Beyond the Sea received mixed reviews from critics. Based on 145 reviews collected by Rotten Tomatoes, 43% of the critics gave the film a positive review, with an average score of 5.2/10. Its consensus states "Kevin Spacey's bio of singer Bobby Darin is either a fearless piece of showmanship or an embarrassing vanity project, according to critics." Metacritic calculated a weighted average score of 46/100, based on 35 reviews.

| "I'm very happy with the way the film turned out. Kevin loves my dad, and he wanted to do a tribute. My mother [who never remarried after her split from Darin] was speechless for a while after she saw it. It was emotional for her. There was a lot of truth and grit. But she couldn't be happier." |
| — Dodd Darin |

Sandra Dee, Dodd Darin, Jimmy Scalia and Steve Blauner responded enthusiastically to Spacey's work on the film. Mick LaSalle of the San Francisco Chronicle felt that Spacey looked too old to portray Darin convincingly and called the film "one of the most embarrassing spectacles of 2004" and "jaw-droppingly awful, a misbegotten and ill-conceived vanity project." Desson Thomson from The Washington Post praised the actor's work, but also felt Spacey did not convincingly portray Darin in his early music career. Internet reviewer James Berardinelli found the storyline to be overtly clichéd, but added, "Despite the choppy narrative and inappropriate casting of Spacey, Beyond the Sea managed to keep me entertained."

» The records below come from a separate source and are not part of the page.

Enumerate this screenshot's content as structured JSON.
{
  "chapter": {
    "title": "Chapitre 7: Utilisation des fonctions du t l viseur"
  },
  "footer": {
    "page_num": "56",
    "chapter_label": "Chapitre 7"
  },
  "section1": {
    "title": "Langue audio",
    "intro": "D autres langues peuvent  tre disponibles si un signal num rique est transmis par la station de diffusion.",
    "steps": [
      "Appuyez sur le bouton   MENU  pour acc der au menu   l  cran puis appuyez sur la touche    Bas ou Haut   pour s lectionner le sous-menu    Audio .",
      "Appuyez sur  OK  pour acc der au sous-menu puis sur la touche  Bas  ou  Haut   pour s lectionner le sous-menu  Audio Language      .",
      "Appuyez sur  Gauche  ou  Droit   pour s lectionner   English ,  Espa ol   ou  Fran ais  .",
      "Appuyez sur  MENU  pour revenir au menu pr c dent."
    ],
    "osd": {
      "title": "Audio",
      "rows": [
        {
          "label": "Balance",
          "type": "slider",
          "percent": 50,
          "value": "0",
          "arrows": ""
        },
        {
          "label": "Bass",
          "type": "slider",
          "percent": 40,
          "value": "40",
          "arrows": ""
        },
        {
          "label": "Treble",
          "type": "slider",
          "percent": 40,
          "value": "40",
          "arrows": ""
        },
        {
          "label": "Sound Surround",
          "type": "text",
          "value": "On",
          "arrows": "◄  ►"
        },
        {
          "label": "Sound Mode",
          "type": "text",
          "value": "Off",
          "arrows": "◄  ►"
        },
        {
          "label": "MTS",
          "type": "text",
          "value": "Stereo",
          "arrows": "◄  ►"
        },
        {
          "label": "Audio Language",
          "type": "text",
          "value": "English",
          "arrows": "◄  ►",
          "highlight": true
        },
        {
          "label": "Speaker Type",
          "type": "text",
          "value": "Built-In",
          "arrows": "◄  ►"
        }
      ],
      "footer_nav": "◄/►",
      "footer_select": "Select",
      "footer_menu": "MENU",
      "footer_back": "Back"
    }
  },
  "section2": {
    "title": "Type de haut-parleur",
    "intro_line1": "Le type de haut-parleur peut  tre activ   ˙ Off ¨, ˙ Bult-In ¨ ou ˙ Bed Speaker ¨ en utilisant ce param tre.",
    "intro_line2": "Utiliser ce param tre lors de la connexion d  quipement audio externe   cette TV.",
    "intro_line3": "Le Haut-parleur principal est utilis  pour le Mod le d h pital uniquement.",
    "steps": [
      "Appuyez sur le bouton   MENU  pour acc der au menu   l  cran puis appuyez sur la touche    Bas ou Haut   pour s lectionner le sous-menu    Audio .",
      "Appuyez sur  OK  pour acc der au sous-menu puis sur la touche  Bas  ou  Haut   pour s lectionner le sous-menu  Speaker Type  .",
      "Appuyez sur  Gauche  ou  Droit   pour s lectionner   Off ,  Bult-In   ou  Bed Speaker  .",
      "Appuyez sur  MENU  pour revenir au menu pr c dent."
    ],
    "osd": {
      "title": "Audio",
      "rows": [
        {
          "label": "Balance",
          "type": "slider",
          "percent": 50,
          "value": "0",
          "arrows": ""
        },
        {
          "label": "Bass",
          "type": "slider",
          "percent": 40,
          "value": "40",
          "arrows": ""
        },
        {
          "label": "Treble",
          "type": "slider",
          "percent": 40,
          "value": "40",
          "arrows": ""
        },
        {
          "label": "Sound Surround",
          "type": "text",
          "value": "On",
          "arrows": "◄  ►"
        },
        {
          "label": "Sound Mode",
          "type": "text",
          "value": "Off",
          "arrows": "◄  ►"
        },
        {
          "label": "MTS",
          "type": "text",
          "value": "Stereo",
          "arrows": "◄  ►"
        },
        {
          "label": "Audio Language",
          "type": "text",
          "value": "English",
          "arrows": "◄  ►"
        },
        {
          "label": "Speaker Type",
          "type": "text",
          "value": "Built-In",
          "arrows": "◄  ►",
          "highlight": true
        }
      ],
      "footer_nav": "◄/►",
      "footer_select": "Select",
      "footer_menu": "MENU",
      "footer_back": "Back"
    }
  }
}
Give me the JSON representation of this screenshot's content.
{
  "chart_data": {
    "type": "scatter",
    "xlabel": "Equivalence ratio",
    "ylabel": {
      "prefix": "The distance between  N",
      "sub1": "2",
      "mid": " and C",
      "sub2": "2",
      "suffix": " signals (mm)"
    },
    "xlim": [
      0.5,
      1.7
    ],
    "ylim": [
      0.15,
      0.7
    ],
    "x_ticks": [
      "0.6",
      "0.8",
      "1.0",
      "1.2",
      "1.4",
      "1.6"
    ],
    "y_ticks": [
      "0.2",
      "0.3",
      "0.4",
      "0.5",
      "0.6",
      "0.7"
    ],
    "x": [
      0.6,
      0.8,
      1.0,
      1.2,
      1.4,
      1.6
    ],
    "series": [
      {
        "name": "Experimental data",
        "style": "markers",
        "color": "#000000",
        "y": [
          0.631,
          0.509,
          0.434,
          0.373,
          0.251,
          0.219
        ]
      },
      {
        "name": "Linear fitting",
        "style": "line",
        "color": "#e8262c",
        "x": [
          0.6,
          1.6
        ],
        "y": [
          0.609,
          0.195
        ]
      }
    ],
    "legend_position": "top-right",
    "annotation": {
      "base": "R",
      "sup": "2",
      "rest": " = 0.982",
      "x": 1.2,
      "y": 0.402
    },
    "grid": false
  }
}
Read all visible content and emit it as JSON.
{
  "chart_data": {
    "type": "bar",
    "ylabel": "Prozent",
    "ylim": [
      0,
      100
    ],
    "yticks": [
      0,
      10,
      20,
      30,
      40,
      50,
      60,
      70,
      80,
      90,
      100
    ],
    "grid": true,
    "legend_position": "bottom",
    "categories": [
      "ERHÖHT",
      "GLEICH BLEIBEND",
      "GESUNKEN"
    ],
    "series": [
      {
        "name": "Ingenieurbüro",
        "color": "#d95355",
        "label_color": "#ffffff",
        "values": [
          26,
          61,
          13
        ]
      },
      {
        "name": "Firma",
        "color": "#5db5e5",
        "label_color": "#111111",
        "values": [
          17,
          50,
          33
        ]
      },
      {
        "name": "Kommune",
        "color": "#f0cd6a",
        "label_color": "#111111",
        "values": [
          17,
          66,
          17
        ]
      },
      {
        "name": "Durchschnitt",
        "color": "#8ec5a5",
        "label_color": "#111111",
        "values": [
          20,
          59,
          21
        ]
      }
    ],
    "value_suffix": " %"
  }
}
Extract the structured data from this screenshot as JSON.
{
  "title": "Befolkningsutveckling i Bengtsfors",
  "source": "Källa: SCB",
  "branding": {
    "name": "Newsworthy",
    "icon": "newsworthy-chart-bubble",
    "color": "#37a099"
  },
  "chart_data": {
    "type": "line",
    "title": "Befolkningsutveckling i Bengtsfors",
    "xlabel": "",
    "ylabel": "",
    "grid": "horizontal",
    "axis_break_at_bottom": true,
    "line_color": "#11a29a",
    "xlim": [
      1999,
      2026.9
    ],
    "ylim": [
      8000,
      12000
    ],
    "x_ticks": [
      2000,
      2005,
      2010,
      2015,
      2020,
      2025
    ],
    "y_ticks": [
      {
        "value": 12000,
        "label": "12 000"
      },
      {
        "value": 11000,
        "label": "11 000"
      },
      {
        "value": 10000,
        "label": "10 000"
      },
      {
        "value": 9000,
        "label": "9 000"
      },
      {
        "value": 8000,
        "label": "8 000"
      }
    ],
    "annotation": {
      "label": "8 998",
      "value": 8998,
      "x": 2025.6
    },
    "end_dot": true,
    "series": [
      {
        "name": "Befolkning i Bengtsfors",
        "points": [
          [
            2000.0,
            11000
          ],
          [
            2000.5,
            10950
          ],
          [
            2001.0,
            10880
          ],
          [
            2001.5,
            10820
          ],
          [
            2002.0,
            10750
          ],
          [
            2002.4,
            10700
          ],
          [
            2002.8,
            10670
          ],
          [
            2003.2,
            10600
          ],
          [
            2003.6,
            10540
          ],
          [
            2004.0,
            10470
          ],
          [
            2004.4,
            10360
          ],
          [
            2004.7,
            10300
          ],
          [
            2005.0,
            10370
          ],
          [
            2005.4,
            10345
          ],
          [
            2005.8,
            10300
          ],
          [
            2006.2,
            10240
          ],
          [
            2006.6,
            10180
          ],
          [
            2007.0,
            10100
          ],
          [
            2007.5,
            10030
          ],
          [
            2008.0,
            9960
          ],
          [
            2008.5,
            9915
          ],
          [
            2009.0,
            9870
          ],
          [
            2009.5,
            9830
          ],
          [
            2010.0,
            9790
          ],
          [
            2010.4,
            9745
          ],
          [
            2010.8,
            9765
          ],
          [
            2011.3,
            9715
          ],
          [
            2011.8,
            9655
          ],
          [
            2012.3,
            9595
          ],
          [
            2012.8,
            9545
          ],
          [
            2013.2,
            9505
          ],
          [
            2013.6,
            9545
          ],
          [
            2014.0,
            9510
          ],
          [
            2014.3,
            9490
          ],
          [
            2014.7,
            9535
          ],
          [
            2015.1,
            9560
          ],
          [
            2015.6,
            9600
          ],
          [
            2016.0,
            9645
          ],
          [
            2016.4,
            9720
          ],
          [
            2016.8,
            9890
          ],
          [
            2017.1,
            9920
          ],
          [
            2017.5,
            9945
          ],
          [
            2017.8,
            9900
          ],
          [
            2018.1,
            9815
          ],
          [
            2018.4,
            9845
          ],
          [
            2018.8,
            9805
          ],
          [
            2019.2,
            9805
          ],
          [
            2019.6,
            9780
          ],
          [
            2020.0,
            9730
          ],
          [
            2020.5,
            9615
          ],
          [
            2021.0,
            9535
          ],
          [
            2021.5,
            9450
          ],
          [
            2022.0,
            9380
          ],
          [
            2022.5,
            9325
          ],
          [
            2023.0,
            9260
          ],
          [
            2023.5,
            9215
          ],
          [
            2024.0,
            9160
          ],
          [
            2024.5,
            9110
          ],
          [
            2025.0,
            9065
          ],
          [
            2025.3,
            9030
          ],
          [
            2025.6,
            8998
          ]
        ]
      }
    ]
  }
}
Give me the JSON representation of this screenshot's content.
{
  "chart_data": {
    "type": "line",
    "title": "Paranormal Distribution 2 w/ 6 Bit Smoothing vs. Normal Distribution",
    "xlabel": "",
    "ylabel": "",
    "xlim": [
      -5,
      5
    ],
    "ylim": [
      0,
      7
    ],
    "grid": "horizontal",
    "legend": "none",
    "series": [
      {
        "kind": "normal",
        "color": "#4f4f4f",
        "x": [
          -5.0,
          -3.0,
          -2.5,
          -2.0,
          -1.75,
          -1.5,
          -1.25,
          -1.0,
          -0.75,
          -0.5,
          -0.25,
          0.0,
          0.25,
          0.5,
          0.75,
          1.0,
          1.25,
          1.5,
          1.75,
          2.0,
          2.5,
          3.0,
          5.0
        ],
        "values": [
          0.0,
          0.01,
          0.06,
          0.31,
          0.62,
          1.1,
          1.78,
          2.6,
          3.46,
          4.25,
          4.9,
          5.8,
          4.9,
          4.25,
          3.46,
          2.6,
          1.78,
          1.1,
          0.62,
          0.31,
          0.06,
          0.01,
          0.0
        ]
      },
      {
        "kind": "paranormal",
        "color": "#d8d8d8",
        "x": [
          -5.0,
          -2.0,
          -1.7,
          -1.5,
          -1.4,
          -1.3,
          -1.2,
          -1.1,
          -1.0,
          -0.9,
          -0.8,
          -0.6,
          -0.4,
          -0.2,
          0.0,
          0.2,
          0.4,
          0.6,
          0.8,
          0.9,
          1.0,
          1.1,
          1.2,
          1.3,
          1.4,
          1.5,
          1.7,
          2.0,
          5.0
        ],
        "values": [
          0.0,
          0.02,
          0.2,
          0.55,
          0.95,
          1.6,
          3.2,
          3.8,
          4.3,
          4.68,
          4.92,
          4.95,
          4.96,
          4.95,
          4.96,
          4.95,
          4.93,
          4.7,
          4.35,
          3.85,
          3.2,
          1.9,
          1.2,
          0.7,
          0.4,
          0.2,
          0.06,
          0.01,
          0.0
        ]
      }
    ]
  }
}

Roger Ebert gave a largely positive review, stating, "Kevin Spacey believes he was born to play Bobby Darin. I believe he was born to play more interesting characters... In his own best work, Spacey has achieved genius; he is better as an actor than Darin ever was as a singer." Stephen Holden of The New York Times felt that "with Beyond the Sea, Spacey crawls back from his doomed quest to be a Tom Hanks-like everyman to his niche on the underbelly of Hollywood's pantheon. The movie's a mess, and at 45, Spacey is far too old to play Darin. Yet the star captures his desperation, his braggadocio, and yes, his magnetism." Peter Travers, writing in Rolling Stone magazine, believed Spacey could not prevent "the movie from groaning under the weight of biopic clichés. But the actor forges a bond with his subject that rights all wrongs. Doing his own singing (an uncanny imitation), Spacey is a marvel."

===Box office===
The film opened in limited release in the United States on December 17, 2004, and went into wider release on December 29. It grossed $6,318,709 in the US and $2,128,906 in international markets for a total worldwide box office of $8,447,615. It was declared a box office bomb because it did not make back its $25 million budget.

===Accolades===

Spacey was nominated for the Golden Globe Award for Best Actor - Motion Picture Musical or Comedy but lost to Jamie Foxx for Ray. He and Phil Ramone were also nominated for the Grammy Award for Best Compilation Soundtrack Album for a Motion Picture, Television or Other Visual Media, but lost to the producers of Ray.

==Home media==
On June 7, 2005, the film was released on DVD in widescreen anamorphic format for Region 1 markets. It features two Dolby Digital English audio tracks (one in 2.0 Stereo and the other in 5.1 Surround Sound), director's commentary by Spacey, and a making-of featurette.